I would like to know how to create a linked list using unified memory on the host and be able to add and delete nodes on the GPU or device. I keep reading that it is possible but I have not been able to make it work. I create the linked list on the host and I can access it on the device. However, if I create a node on the device and try to add it to the list the node isn’t allocated properly and the next and prev links are not connected, properly. I can’t use cudaMallocManaged on the device side. Thanks
You won’t be able to do this with all the flexibility you might want, using only the allocators provided by CUDA. The principal reason for this is that the host code allocators (for device memory) and the device code allocators don’t allocate GPU device memory from the same place; they are not interoperable; and this is mentioned in the programming guide.
Subject to those limitations, there are probably several scenarios that could work, but may not be interesting. For example it should be possible to create a linked list on the host, and add to it on the device. But the resultant list will not be traversible reliably any longer in host code.
In a nutshell the device side allocations are not accessible in host code. They are not managed memory, and as you already indicated, there is no managed allocator on the device.
The only solution I can think of is to write your own allocator. And pass that allocator a pointer to a pool of managed memory that it can use. Both host and device can allocate out of this space, and “free” also (i.e. rerturn unused list items to the pool).
Writing your own allocator is an involved task. You can probably find online references for people who have done this in CUDA, but I don’t have anything immediate to suggest.
CUDA 11.2 provided some improved allocation methods, but these don’t provide a full device side interface, as I am suggesting is needed here.
If you can limit the types of activity scenarios you will do with the list, then it might be possible to come up with something that works with basic allocators, but I am doubtful there.
Thank you for a quick and detailed response. I am trying to do something that I saw in another post is impossible. I am close to making it work after overcoming several hurdles. I think I have finally come to the end of the road. I don’t give up, easily, and it is hard for me to let things go. But, I will have to force myself to let this go.
I have been trying to use a priority queue created on the host and pass it to the device. I restricted inserting and deleting nodes to 1 block that has 1 thread because I know it would be awful to use a priority queue with multiple blocks and threads. The priority queue works for the most part. I can execute many methods like size(), empty(), and even insert() and delete(), successfully. I have narrowed everything down to one problem. And, that is the linking of the nodes so that I can traverse it using next and/or previous. Your explanation helps me understand why.

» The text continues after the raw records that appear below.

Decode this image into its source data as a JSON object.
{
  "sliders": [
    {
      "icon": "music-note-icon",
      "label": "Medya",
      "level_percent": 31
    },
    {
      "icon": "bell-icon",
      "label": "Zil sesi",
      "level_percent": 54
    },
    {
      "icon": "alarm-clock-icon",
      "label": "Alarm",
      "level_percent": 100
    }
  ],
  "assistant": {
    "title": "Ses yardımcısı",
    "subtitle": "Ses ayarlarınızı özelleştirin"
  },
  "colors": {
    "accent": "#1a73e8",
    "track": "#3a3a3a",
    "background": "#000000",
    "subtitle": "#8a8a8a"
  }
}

At first, I was using cudaMalloc and cudaMemcpy to pass the priority queue. It worked except for the memory allocation issues. I was using cuda 5.0 at the time. Then, I found out about unified memory so I moved to cuda 6.5 and used cudaMallocManaged. I was amazed on how well the methods executed and worked on the device side. But, again, the only issue is memory allocation to link the nodes together and traverse the list. I don’t know if I can create my own allocator (because of time) so, I will just settle with using the priority queue on the host and pass multiple individual nodes to the device and process them. I believe that will cut my processing time in half, if not more.
Also, please let me know where I can find the programming guide you mentioned.
most cuda documentation can be found here look for programming guide in the column on the left, click on that
Sorry, I just noticed you replied to my request. I didn’t get a notification. Thanks!